Hi guys. The Mrs. and I try to make a trip to the Gulf a few times per year for the awesome fishing opportunities - in the past year we've fished Marco Island twice and Panama City.

At the end of this week, we're staying in Orange Beach - this is the first time for both of us. We plan on surf fishing for pompano/whiting most of the time.

One day though we want to pier fish for a bit to try to find some Spanish Mackerel. My question is which Pier is best for Spanish - Gulf Shores, Navarre, or Pensacola? 

Thanks for the help! I'll be sure to post some reports/photos in the reports section.


----------



## Psych0 (Jul 5, 2018)

If you are already going to be in Orange Beach go to the rock jetty next to the Grand Pointe condo.
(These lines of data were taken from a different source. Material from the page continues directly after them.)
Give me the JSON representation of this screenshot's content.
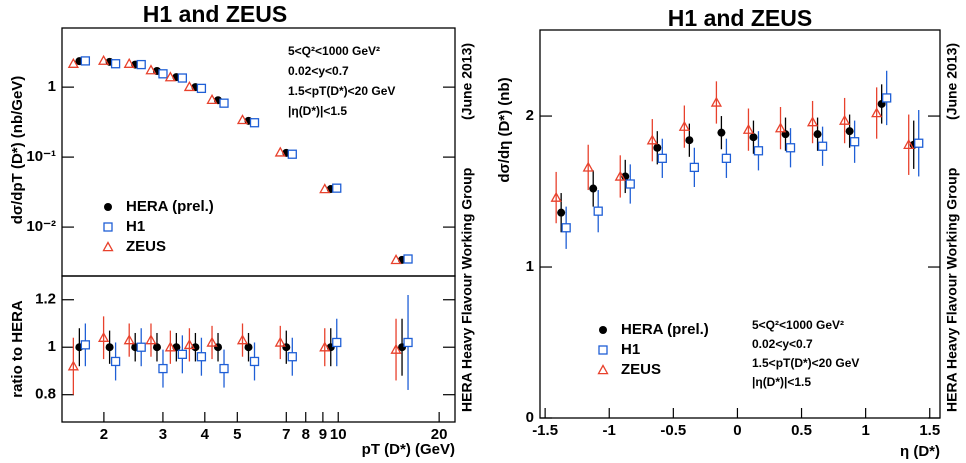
{
  "chart_data": [
    {
      "type": "scatter",
      "title": "H1 and ZEUS",
      "y_label": "dσ/dpT (D*) (nb/GeV)",
      "logx": true,
      "logy": true,
      "xlim": [
        1.5,
        22.3
      ],
      "ylim": [
        0.002,
        7
      ],
      "yticks": [
        {
          "value": 0.01,
          "label": "10⁻²"
        },
        {
          "value": 0.1,
          "label": "10⁻¹"
        },
        1
      ],
      "x": [
        1.69,
        2.08,
        2.48,
        2.88,
        3.29,
        3.75,
        4.38,
        5.4,
        7,
        9.5,
        15.5
      ],
      "series": [
        {
          "name": "HERA (prel.)",
          "color": "#000000",
          "marker": "circle",
          "values": [
            2.35,
            2.3,
            2.1,
            1.7,
            1.39,
            1.0,
            0.65,
            0.33,
            0.115,
            0.035,
            0.0034
          ]
        },
        {
          "name": "H1",
          "color": "#1f5fd6",
          "marker": "square",
          "values": [
            2.37,
            2.16,
            2.1,
            1.55,
            1.35,
            0.96,
            0.59,
            0.31,
            0.11,
            0.036,
            0.0035
          ]
        },
        {
          "name": "ZEUS",
          "color": "#e8412c",
          "marker": "triangle",
          "values": [
            2.16,
            2.39,
            2.16,
            1.75,
            1.39,
            1.01,
            0.66,
            0.34,
            0.117,
            0.035,
            0.0034
          ]
        }
      ],
      "annotations": [
        "5<Q²<1000 GeV²",
        "0.02<y<0.7",
        "1.5<pT(D*)<20 GeV",
        "|η(D*)|<1.5"
      ],
      "credit": [
        "(June 2013)",
        "HERA Heavy Flavour Working Group"
      ]
    },
    {
      "type": "scatter",
      "y_label": "ratio to HERA",
      "x_label": "pT (D*) (GeV)",
      "logx": true,
      "xlim": [
        1.5,
        22.3
      ],
      "ylim": [
        0.685,
        1.3
      ],
      "xticks": [
        2,
        3,
        4,
        5,
        7,
        8,
        9,
        10,
        20
      ],
      "yticks": [
        0.8,
        1,
        1.2
      ],
      "x": [
        1.69,
        2.08,
        2.48,
        2.88,
        3.29,
        3.75,
        4.38,
        5.4,
        7,
        9.5,
        15.5
      ],
      "series": [
        {
          "color": "#000000",
          "marker": "circle",
          "values": [
            1,
            1,
            1,
            1,
            1,
            1,
            1,
            1,
            1,
            1,
            1
          ],
          "errors": [
            0.08,
            0.07,
            0.06,
            0.06,
            0.06,
            0.06,
            0.06,
            0.06,
            0.07,
            0.08,
            0.12
          ]
        },
        {
          "color": "#1f5fd6",
          "marker": "square",
          "values": [
            1.01,
            0.94,
            1.0,
            0.91,
            0.97,
            0.96,
            0.91,
            0.94,
            0.96,
            1.02,
            1.02
          ],
          "errors": [
            0.09,
            0.08,
            0.08,
            0.08,
            0.08,
            0.08,
            0.08,
            0.08,
            0.08,
            0.1,
            0.2
          ]
        },
        {
          "color": "#e8412c",
          "marker": "triangle",
          "values": [
            0.92,
            1.04,
            1.03,
            1.03,
            1.0,
            1.01,
            1.02,
            1.03,
            1.02,
            1.0,
            0.99
          ],
          "errors": [
            0.12,
            0.09,
            0.07,
            0.07,
            0.07,
            0.07,
            0.07,
            0.07,
            0.07,
            0.08,
            0.13
          ]
        }
      ]
    },
    {
      "type": "scatter",
      "title": "H1 and ZEUS",
      "y_label": "dσ/dη (D*) (nb)",
      "x_label": "η (D*)",
      "xlim": [
        -1.54,
        1.58
      ],
      "ylim": [
        0,
        2.57
      ],
      "xticks": [
        -1.5,
        -1,
        -0.5,
        0,
        0.5,
        1,
        1.5
      ],
      "yticks": [
        0,
        1,
        2
      ],
      "x": [
        -1.375,
        -1.125,
        -0.875,
        -0.625,
        -0.375,
        -0.125,
        0.125,
        0.375,
        0.625,
        0.875,
        1.125,
        1.375
      ],
      "series": [
        {
          "name": "HERA (prel.)",
          "color": "#000000",
          "marker": "circle",
          "values": [
            1.36,
            1.52,
            1.6,
            1.79,
            1.84,
            1.89,
            1.86,
            1.88,
            1.88,
            1.9,
            2.08,
            1.81
          ],
          "errors": [
            0.13,
            0.12,
            0.11,
            0.11,
            0.11,
            0.11,
            0.11,
            0.11,
            0.11,
            0.11,
            0.13,
            0.16
          ]
        },
        {
          "name": "H1",
          "color": "#1f5fd6",
          "marker": "square",
          "values": [
            1.26,
            1.37,
            1.55,
            1.72,
            1.66,
            1.72,
            1.77,
            1.79,
            1.8,
            1.83,
            2.12,
            1.82
          ],
          "errors": [
            0.14,
            0.14,
            0.13,
            0.13,
            0.13,
            0.13,
            0.13,
            0.13,
            0.13,
            0.14,
            0.18,
            0.22
          ]
        },
        {
          "name": "ZEUS",
          "color": "#e8412c",
          "marker": "triangle",
          "values": [
            1.46,
            1.66,
            1.6,
            1.84,
            1.93,
            2.09,
            1.91,
            1.92,
            1.96,
            1.97,
            2.02,
            1.81
          ],
          "errors": [
            0.17,
            0.15,
            0.14,
            0.14,
            0.14,
            0.14,
            0.14,
            0.14,
            0.14,
            0.15,
            0.17,
            0.2
          ]
        }
      ],
      "annotations": [
        "5<Q²<1000 GeV²",
        "0.02<y<0.7",
        "1.5<pT(D*)<20 GeV",
        "|η(D*)|<1.5"
      ],
      "credit": [
        "(June 2013)",
        "HERA Heavy Flavour Working Group"
      ]
    }
  ]
}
You will load up on Spanish if they are running


----------



## ChileRelleno (Jul 7, 2012)

The Gulf State Park Pier is the only one I bother to fish.


Pomps and Specks in the shallows, along with others.
Spaniards and more in the Draw between the Octi and Mid.
Kings and Spanish on the Octi plus more.
Reds are starting to come by in schools, half the pier can hook at once.


----------



## PA-Salt920 (May 9, 2019)

Okay awesome! Thanks. I won't make the drive to Florida then. I'll fish the jetties and Gulf Shores Pier. Thanks a lot!

Do the tides matter as much on the pier?


----------



## specktackler57 (May 15, 2011)

Yes try to gush incoming. Google tides for fishing . Good site.


----------